C. Preparación de coágulos de fibrina in vitro

  1. En el día de la implantación, liberar las células adherentes de matraces / platos por una exposición de 3 min-al 0,25% de tripsina-EDTA. Detener tripsinización mediante la adición de medio completo.
  2. Distribuir las células en un tubo de 50 ml Falcon y lavar dos veces con PBS.
  3. Determinar la viabilidad celular y números mediante tinción con azul tripán.
  4. Añadir 50,000 células / tubo de microcentrífuga y recoger gránulos mediante centrifugación a 500 xg durante 5 min a TA. Preparar una mezcla maestra para al menos un coágulo más según sea necesario.
  5. Resuspender el sedimento celular en 17 l de PBS y mezclar 25 l de la componente de fibrinógeno de TISSUCOL-Kit con esta suspensión MSC 17 l.
  6. Tome una placa estéril con agujeros pre-perforados (3x3.6 mm) de acuerdo a los agujeros de perforación en vivo (Figura 3).
  7. En primer lugar, inocular 4 l de solución de trombina (500 UI / ml) en un agujero, seguido de la adición inmediata de 42 l de fibrinógeno-suspensión de células y de nuevo 4 l de solución de trombina en la parte superior.
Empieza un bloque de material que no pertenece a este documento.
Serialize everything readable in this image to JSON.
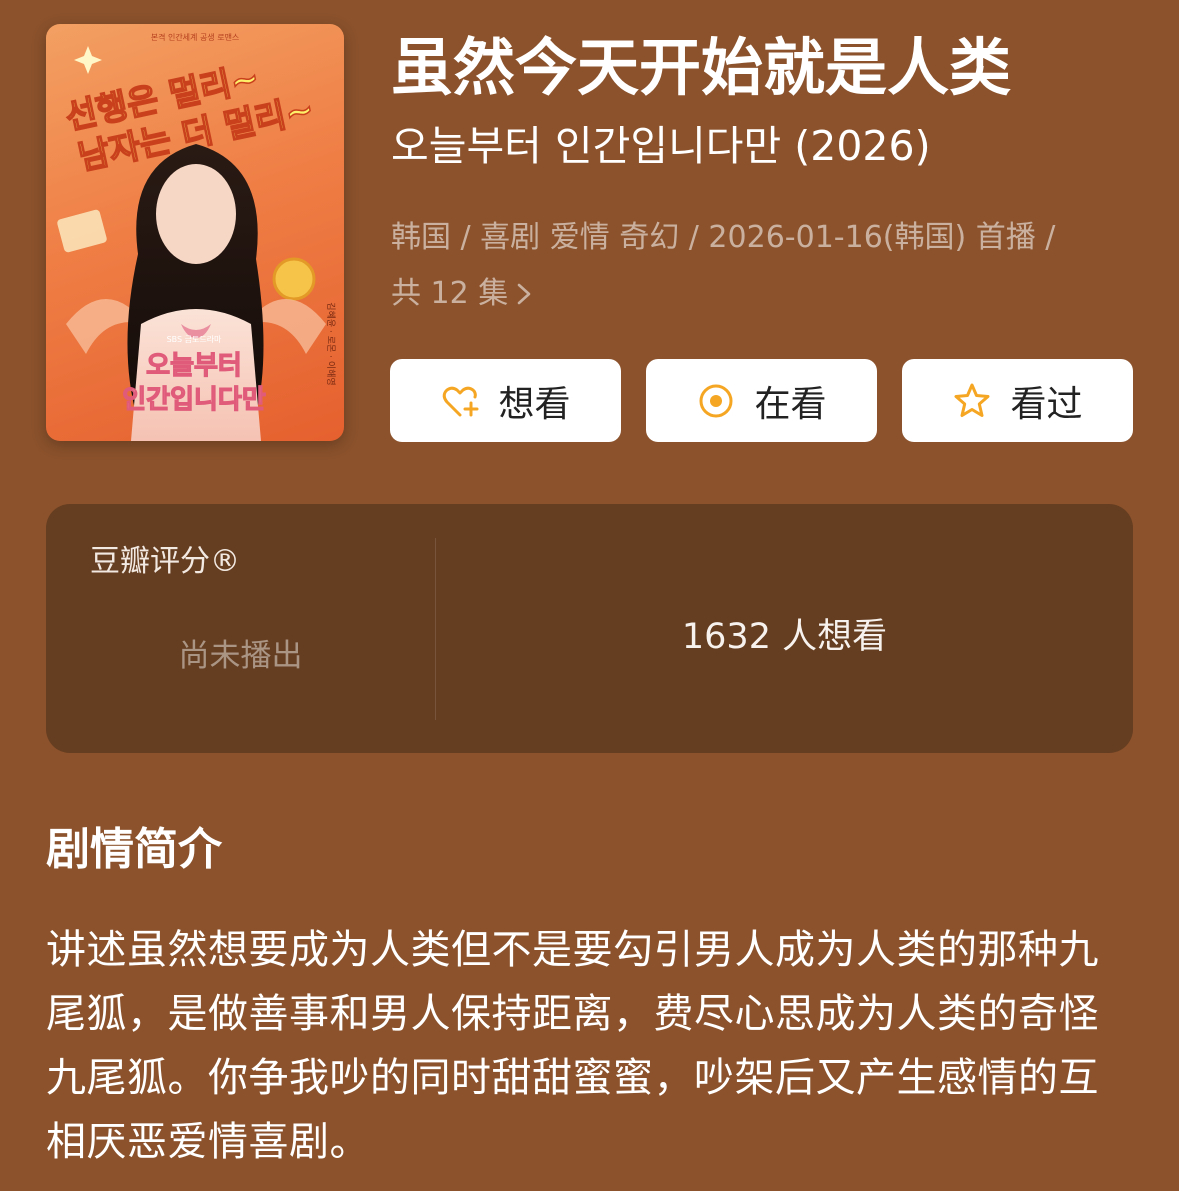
{
  "poster": {
    "top_caption": "본격 인간세계 공생 로맨스",
    "tagline_line1": "선행은 멀리~",
    "tagline_line2": "남자는 더 멀리~",
    "network": "SBS 금토드라마",
    "logo_line1": "오늘부터",
    "logo_line2": "인간입니다만",
    "side_credits": "김혜윤 · 로몬 · 이해영"
  },
  "title": "虽然今天开始就是人类",
  "subtitle": "오늘부터 인간입니다만 (2026)",
  "meta": {
    "line1": "韩国 / 喜剧 爱情 奇幻 / 2026-01-16(韩国) 首播 /",
    "line2": "共 12 集"
  },
  "buttons": {
    "want": "想看",
    "watching": "在看",
    "watched": "看过"
  },
  "icons": {
    "want": "heart-plus-icon",
    "watching": "target-circle-icon",
    "watched": "star-outline-icon",
    "chevron": "chevron-right-icon",
    "accent_color": "#f5a623"
  },
  "rating": {
    "label": "豆瓣评分®",
    "value": "尚未播出",
    "want_count": "1632 人想看"
  },
  "synopsis": {
    "title": "剧情简介",
    "text": "讲述虽然想要成为人类但不是要勾引男人成为人类的那种九尾狐，是做善事和男人保持距离，费尽心思成为人类的奇怪九尾狐。你争我吵的同时甜甜蜜蜜，吵架后又产生感情的互相厌恶爱情喜剧。"
  }
}
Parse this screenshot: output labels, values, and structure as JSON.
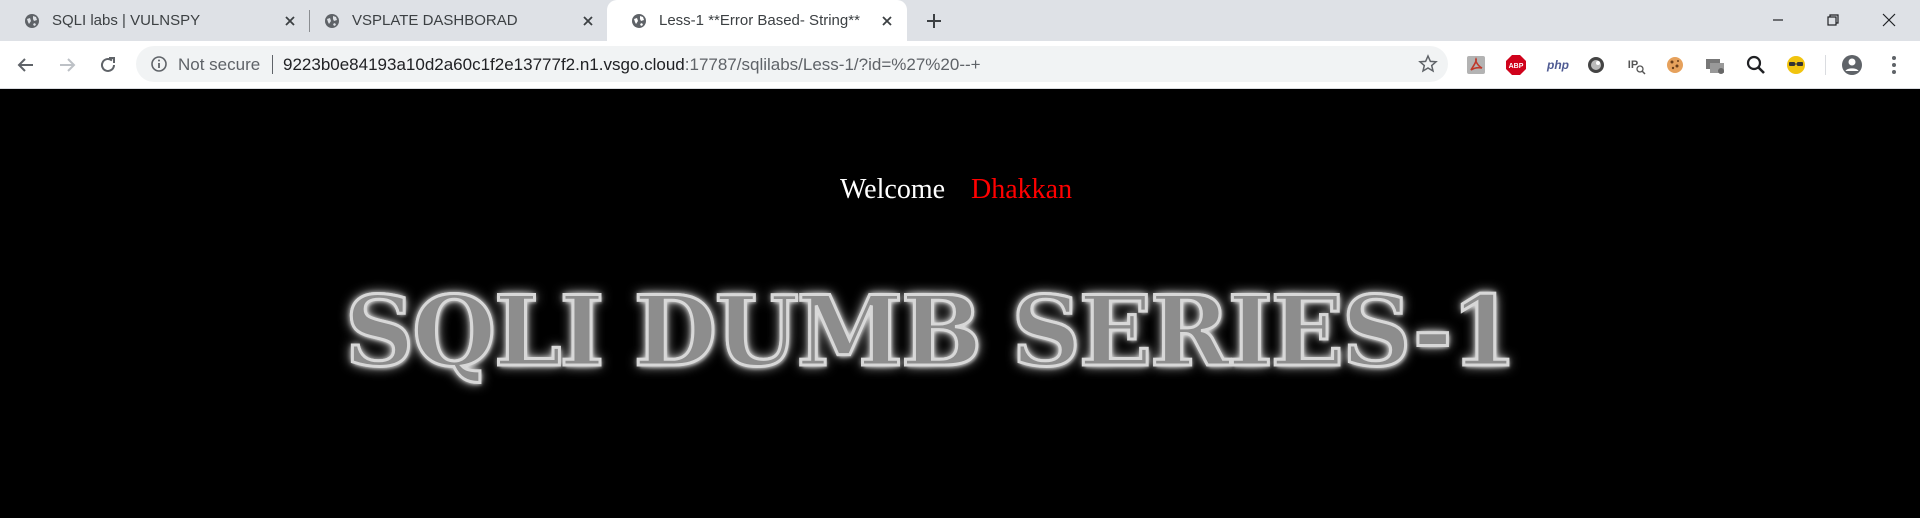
{
  "browser": {
    "tabs": [
      {
        "title": "SQLI labs | VULNSPY",
        "active": false
      },
      {
        "title": "VSPLATE DASHBORAD",
        "active": false
      },
      {
        "title": "Less-1 **Error Based- String**",
        "active": true
      }
    ],
    "address_bar": {
      "security_label": "Not secure",
      "url_host": "9223b0e84193a10d2a60c1f2e13777f2.n1.vsgo.cloud",
      "url_rest": ":17787/sqlilabs/Less-1/?id=%27%20--+"
    },
    "extensions": [
      {
        "name": "pdf-icon",
        "color": "#c0392b"
      },
      {
        "name": "adblock-icon",
        "label": "ABP",
        "color": "#d0021b"
      },
      {
        "name": "php-icon",
        "label": "php",
        "color": "#4f5b93"
      },
      {
        "name": "circle-extension-icon",
        "color": "#444444"
      },
      {
        "name": "ip-icon",
        "label": "IP",
        "color": "#555555"
      },
      {
        "name": "cookie-icon",
        "color": "#e67e22"
      },
      {
        "name": "network-icon",
        "color": "#666666"
      },
      {
        "name": "magnifier-icon",
        "color": "#202124"
      },
      {
        "name": "glasses-icon",
        "color": "#f1c40f"
      }
    ]
  },
  "page": {
    "welcome_text": "Welcome",
    "user_name": "Dhakkan",
    "banner_title": "SQLI DUMB SERIES-1",
    "colors": {
      "background": "#000000",
      "welcome": "#ffffff",
      "user": "#ff0000"
    }
  }
}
No mezcle la suspensión para evitar la coagulación de la punta de la pipeta. En primer lugar, el volumen de 50 l del fibrinógeno-suspensión celular pipeteado sobresaldrá del borde de los agujeros previamente perforados sin fundir debido a la tensión superficial. Sin embargo, después de la coagulación completa (después de 60 min) el coágulo se contrae y se ajusta en el orificio previamente perforado.
  8. Retire el coágulo con cuidado unas pinzas romas y colocar en un tubo de microcentrífuga con PBS. Preparar 2 coágulos / animal.
  9. Tome los coágulos a la sala de cirugía.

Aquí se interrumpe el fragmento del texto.